Silk is used as a metaphor for some of the entangled stories of women in the turbulent 1860s when, as now, class and race and gender were foregrounded, and global events affected local lives. This exhibition, by Jini Rawlings, combines handsewn silk and digitally printed cotton costumes, interpretive dance and interactive video.
“Each costume is inspired by different real or fictional characters. They are based on extensive background research and personal response as a late discovered adoptee to histories of precarity.
My birth ancestor Sarah was a silk ribbon weaver in Coventry when the industry was on the point of collapse through free trade agreements (1861). The interactive touch-sensitive tussah silk dress triggers video projections of a dancer1 improvising in response to some of these histories” – Jini Rawlings
Harriet Martineau, middle class sociologist and writer and Sojourner Truth, with personal experience of slavery were both long term abolitionists when the American Civil War was being fought and the Lancashire cotton famine was at its height (1862-5). The digitally printed cotton costume reflects their common use of sewing and knitting to reflect different positionalities.
Two-year-old Eppie and her mother Molly are characters in Silas Marner, The Weaver of Raveloe, (George Eliot.1861) This was a time when the poor were castigated for drug abuse while the middle classes frequently used laudanum, an opium tincture as a medical aid. When Molly dies in the snow from an overdose of opium Eppie follows a bright glancing light through the open door of the weaver’s cottage. She represents the liminal state between being lost and found. The hanging organza silk dress and the video projection explores some of this in-between experience.2
A touch sensitive interactive box uses Cash’s name tapes and etymology pins to link some of the threads through short video sequences.

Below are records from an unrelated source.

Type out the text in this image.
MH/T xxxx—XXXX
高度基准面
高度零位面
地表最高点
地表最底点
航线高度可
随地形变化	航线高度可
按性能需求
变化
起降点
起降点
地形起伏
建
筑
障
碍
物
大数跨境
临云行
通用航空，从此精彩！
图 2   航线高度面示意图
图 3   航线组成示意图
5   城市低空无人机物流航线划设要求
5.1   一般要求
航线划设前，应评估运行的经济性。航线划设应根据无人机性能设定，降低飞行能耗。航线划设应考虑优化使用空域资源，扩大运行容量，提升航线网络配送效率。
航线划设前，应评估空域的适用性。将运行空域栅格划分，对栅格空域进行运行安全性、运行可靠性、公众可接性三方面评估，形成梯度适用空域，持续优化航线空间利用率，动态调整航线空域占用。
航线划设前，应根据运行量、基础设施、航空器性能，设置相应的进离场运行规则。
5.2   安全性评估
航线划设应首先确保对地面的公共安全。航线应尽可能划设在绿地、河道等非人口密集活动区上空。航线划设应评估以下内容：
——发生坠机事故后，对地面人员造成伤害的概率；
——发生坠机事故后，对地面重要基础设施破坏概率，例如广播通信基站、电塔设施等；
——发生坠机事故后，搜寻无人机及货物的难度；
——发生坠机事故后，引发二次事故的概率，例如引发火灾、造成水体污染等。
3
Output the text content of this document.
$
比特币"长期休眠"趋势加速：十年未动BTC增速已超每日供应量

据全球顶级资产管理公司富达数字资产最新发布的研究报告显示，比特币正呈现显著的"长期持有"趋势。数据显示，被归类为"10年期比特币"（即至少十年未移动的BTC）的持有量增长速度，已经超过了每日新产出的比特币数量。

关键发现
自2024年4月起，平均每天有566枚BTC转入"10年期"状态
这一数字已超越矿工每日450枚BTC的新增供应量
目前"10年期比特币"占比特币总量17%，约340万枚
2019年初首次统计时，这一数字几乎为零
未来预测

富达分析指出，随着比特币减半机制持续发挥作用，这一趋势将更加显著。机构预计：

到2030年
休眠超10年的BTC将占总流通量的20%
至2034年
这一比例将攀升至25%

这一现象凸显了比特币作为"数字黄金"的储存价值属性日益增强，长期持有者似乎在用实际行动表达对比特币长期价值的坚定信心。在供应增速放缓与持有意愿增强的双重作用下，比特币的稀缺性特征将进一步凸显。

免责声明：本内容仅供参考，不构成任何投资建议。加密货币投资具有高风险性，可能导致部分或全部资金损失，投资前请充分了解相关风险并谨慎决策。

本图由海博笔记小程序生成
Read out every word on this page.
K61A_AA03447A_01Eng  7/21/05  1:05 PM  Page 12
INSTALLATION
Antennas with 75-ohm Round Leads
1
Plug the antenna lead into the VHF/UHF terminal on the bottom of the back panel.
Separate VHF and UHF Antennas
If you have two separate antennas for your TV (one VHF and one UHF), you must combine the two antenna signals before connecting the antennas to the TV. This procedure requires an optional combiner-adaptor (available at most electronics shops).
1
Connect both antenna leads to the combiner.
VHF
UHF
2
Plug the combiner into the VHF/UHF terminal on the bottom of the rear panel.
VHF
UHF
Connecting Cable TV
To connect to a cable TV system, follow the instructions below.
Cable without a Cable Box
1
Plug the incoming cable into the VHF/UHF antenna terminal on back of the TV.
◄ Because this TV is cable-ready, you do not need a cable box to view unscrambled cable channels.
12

This was originally shown in Nuneaton Museum and Art Gallery from September- November 2022 with museum items relating to the life of George Eliot.
1 Where you are when you don’t know where you are is one of the most precious spots offered by improvisation. It is a place from which more directions are possible than anywhere else. I call this place The Gap’) This ‘gap’ or moment of possibility is an existential state, a suspension of reference points in which new experiences become possible. (Contact quarterly spring/summer Stark Smith, 1987: 3
2 Traumatic experience is not a story but a cascade of experiences, eruptions, crevasses, a sliding of tectonic plates that undergird the self. Kirmayer, L. J. (1996). Landscapes of memory: Trauma, narrative and dissociation. In P. Antze & M. Lambek (Eds.), Tense Past: Cultural Essays on Memory and Trauma (pp. 173-198). London: Routledge.